Verdi SIMON BOCCANEGRA, Met 19.II.2007; c. Luisi; Gheorghiu, Hampson, Giordani, Furlanetto, Gerello.

I enjoy watching Angela Gheorghiu's neck veins and musculature appear and tense up as she holds a piano note up in the air. Spinning perfect sound is a difficult physical feat, and nothing is more beautiful than the sight of a diva deforming for that beauty. Gheorgiu's voice, a mesmerizing mosaic of oriental semi-precious stones, is both lush and expressive at every moment. With less dramatic amplitude than Violetta, Amelia thrives instead on those long arching lines, among Verdi's most devastating (approaching the floating soprano lines in the Requiem), that hover sweetly over other voices. Amelia is squarely Gheorghiu's domain. Her voice is rich without being cloying (cf. Fleming), expressive and soft-spoken, displaying agility and mature technique (cf. Netrebko). Her duets with Boccanegra and Adorno were magnificent, as was her memorable council chamber scene.

Her only problem this time is tempo. (I did a dissertation on her Violetta last season, concentrating on three flaws.) Maestro Fabio Luisi, fast becoming a favorite, has grand ideas about this opera, setting up Amelia's Act I entrance with a spring-air freshness that can rival Abbado's reading. Then the curtain rises, applause, and she commences "Come in quest'ora bruna" on a more aggressive pulse, ruining Luisi's finely crafted sketch and balance. Does she hear any other sound but herself when she's singing? Luisi had to switch gears mid-thought, it wasn't pretty. Oddly enough, during the repeat verse, Luisi found himself slightly ahead of the Diva. Grace meter falls further. It may seem like a minor point, but these things are what you sense when perfection is within reach. Someone take Gheorghiu to the shop: her metronome needs a tune-up. Speaking of Luisi: despite the momentary tempobattle, his brilliance is palpable at every turn. (Vilaine fille sister MLR has an apropos feature about the Maestro here.) Luisi refutes the Boccanegra reputation for being an overbearingly dark, foreboding piece by splashing the active parts of the opera with some extra tabasco and cilantro. In the house, it comes alive, and more balanced than I expected (this being my first live performance of the work).

The men? Let's see. Marcello Giordani was suave and full-bodied.
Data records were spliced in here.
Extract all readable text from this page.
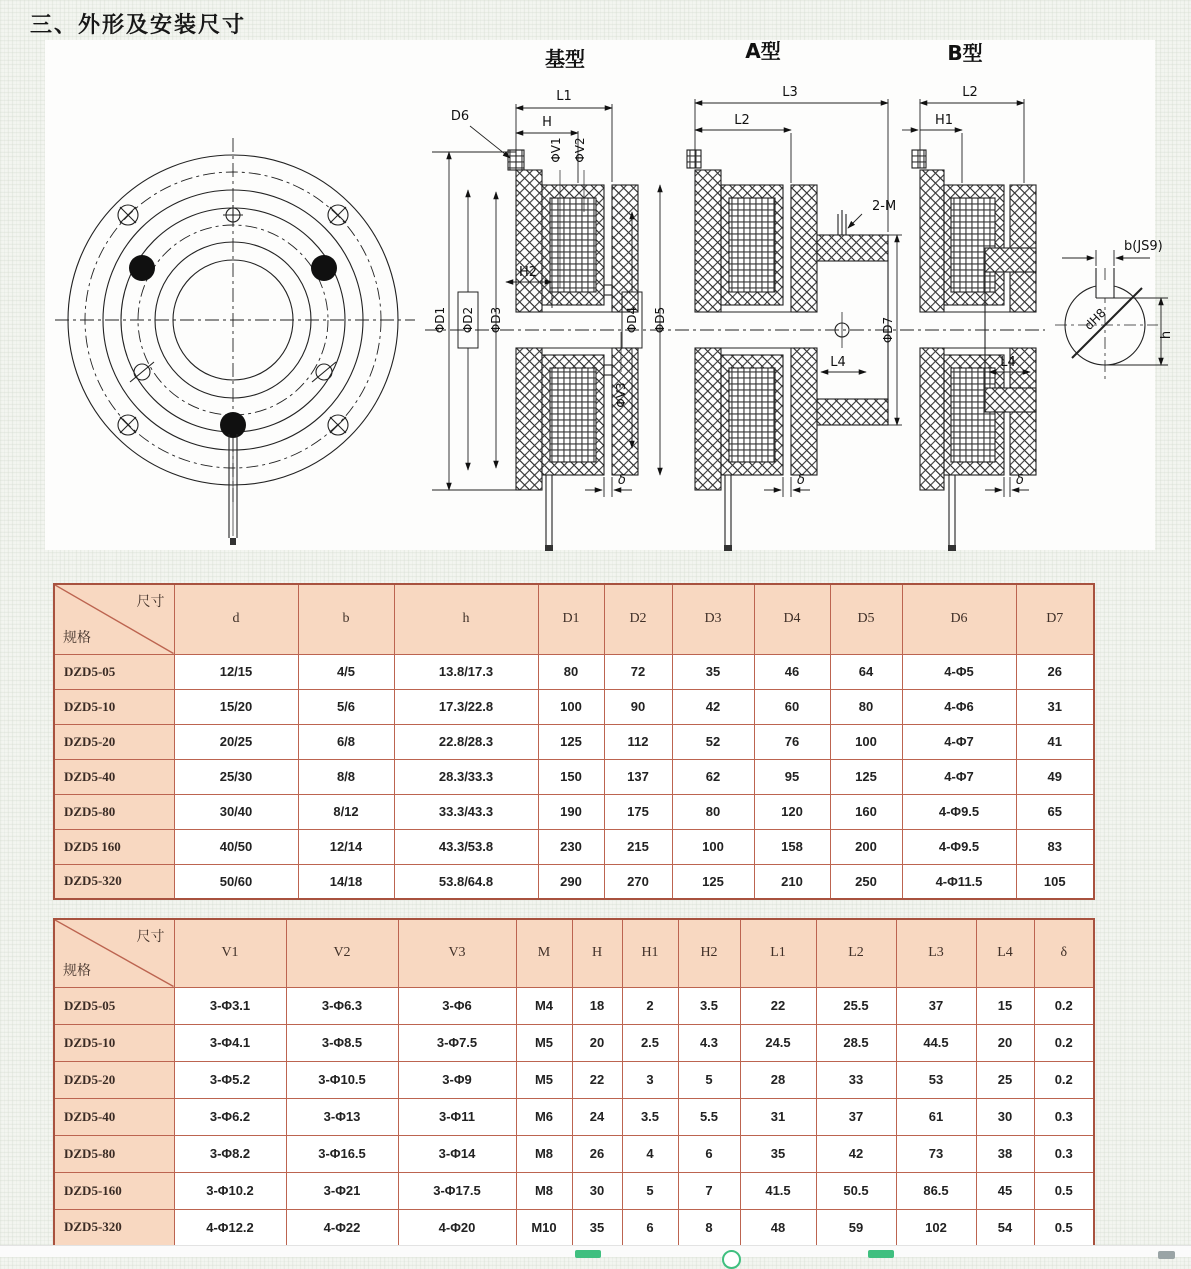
三、外形及安装尺寸
基型	A型	B型
L1
H
D6
ΦV1 ΦV2
H2
ΦD1 ΦD2 ΦD3	ΦD4 ΦD5
ΦV3
δ
L3
L2
2-M
L4
ΦD7
δ
L2
H1
L4
δ
b(JS9)
dH8
h
尺寸
规格	d	b	h	D1	D2	D3	D4	D5	D6	D7
DZD5-05	12/15	4/5	13.8/17.3	80	72	35	46	64	4-Φ5	26
DZD5-10	15/20	5/6	17.3/22.8	100	90	42	60	80	4-Φ6	31
DZD5-20	20/25	6/8	22.8/28.3	125	112	52	76	100	4-Φ7	41
DZD5-40	25/30	8/8	28.3/33.3	150	137	62	95	125	4-Φ7	49
DZD5-80	30/40	8/12	33.3/43.3	190	175	80	120	160	4-Φ9.5	65
DZD5 160	40/50	12/14	43.3/53.8	230	215	100	158	200	4-Φ9.5	83
DZD5-320	50/60	14/18	53.8/64.8	290	270	125	210	250	4-Φ11.5	105
尺寸
规格	V1	V2	V3	M	H	H1	H2	L1	L2	L3	L4	δ
DZD5-05	3-Φ3.1	3-Φ6.3	3-Φ6	M4	18	2	3.5	22	25.5	37	15	0.2
DZD5-10	3-Φ4.1	3-Φ8.5	3-Φ7.5	M5	20	2.5	4.3	24.5	28.5	44.5	20	0.2
DZD5-20	3-Φ5.2	3-Φ10.5	3-Φ9	M5	22	3	5	28	33	53	25	0.2
DZD5-40	3-Φ6.2	3-Φ13	3-Φ11	M6	24	3.5	5.5	31	37	61	30	0.3
DZD5-80	3-Φ8.2	3-Φ16.5	3-Φ14	M8	26	4	6	35	42	73	38	0.3
DZD5-160	3-Φ10.2	3-Φ21	3-Φ17.5	M8	30	5	7	41.5	50.5	86.5	45	0.5
DZD5-320	4-Φ12.2	4-Φ22	4-Φ20	M10	35	6	8	48	59	102	54	0.5
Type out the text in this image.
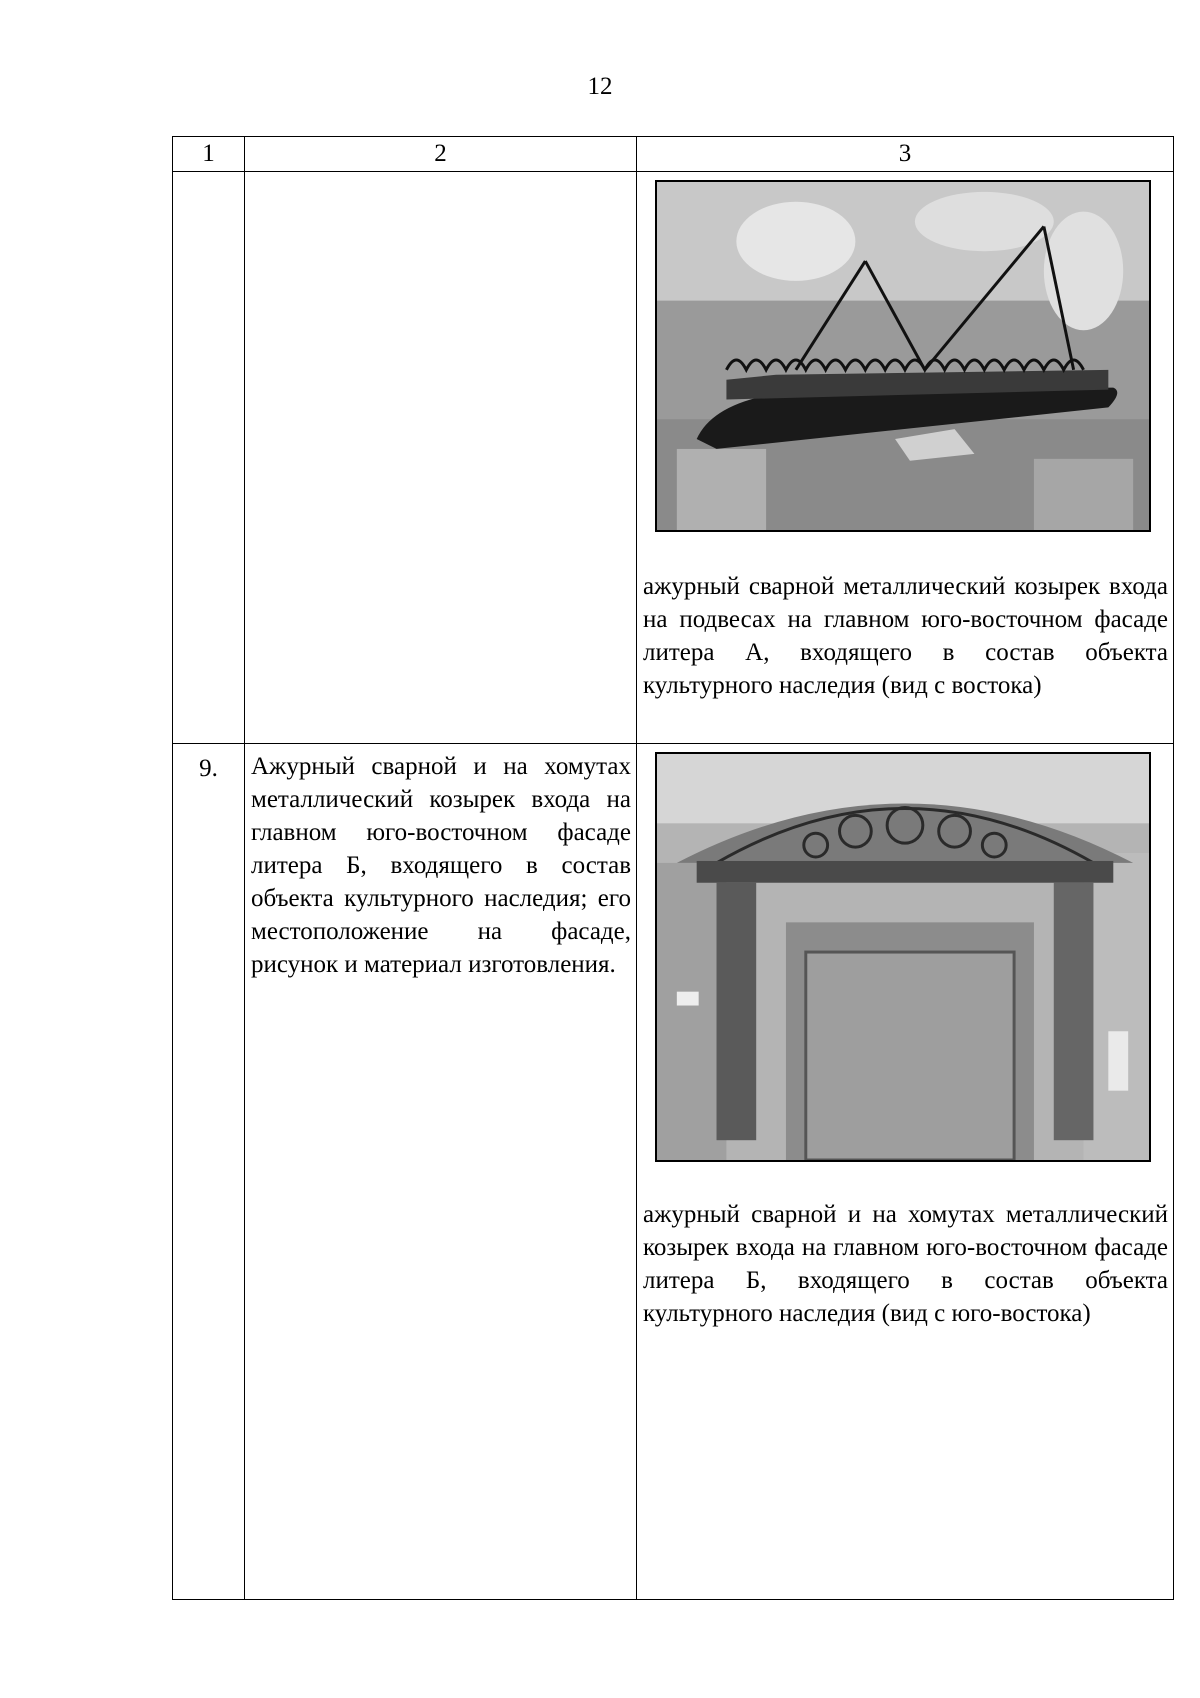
12
1	2	3

		ажурный сварной металлический козырек входа на подвесах на главном юго-восточном фасаде литера А, входящего в состав объекта культурного наследия (вид с востока)

9.	Ажурный сварной и на хомутах металлический козырек входа на главном юго-восточном фасаде литера Б, входящего в состав объекта культурного наследия; его местоположение на фасаде, рисунок и материал изготовления.	ажурный сварной и на хомутах металлический козырек входа на главном юго-восточном фасаде литера Б, входящего в состав объекта культурного наследия (вид с юго-востока)
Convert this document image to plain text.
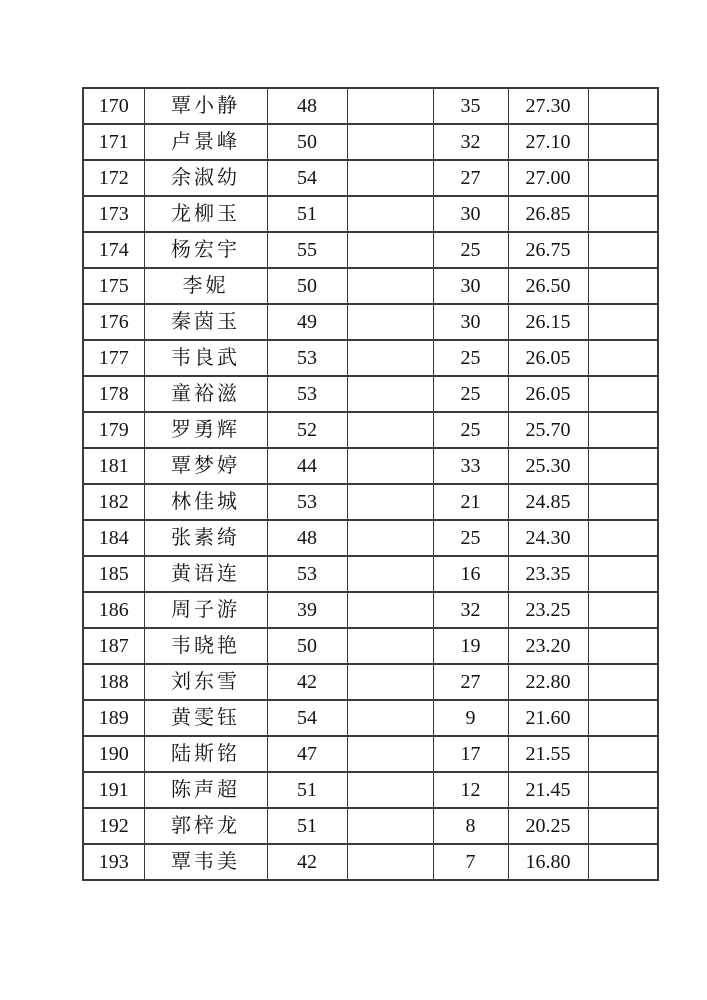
170	覃小静	48		35	27.30	
171	卢景峰	50		32	27.10	
172	余淑幼	54		27	27.00	
173	龙柳玉	51		30	26.85	
174	杨宏宇	55		25	26.75	
175	李妮	50		30	26.50	
176	秦茵玉	49		30	26.15	
177	韦良武	53		25	26.05	
178	童裕滋	53		25	26.05	
179	罗勇辉	52		25	25.70	
181	覃梦婷	44		33	25.30	
182	林佳城	53		21	24.85	
184	张素绮	48		25	24.30	
185	黄语连	53		16	23.35	
186	周子游	39		32	23.25	
187	韦晓艳	50		19	23.20	
188	刘东雪	42		27	22.80	
189	黄雯钰	54		9	21.60	
190	陆斯铭	47		17	21.55	
191	陈声超	51		12	21.45	
192	郭梓龙	51		8	20.25	
193	覃韦美	42		7	16.80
Thomas Hampson applied his customary lieder style to lyrical moments, a lighter than usual Simone, but during his slow death he became a formidable Amfortas, easily grabbing the spotlight. Actually not easy when you're sparring with Ferruccio Furlanetto, who is such a massive sonic presence. The Met is so much greater when he's on its storied stage.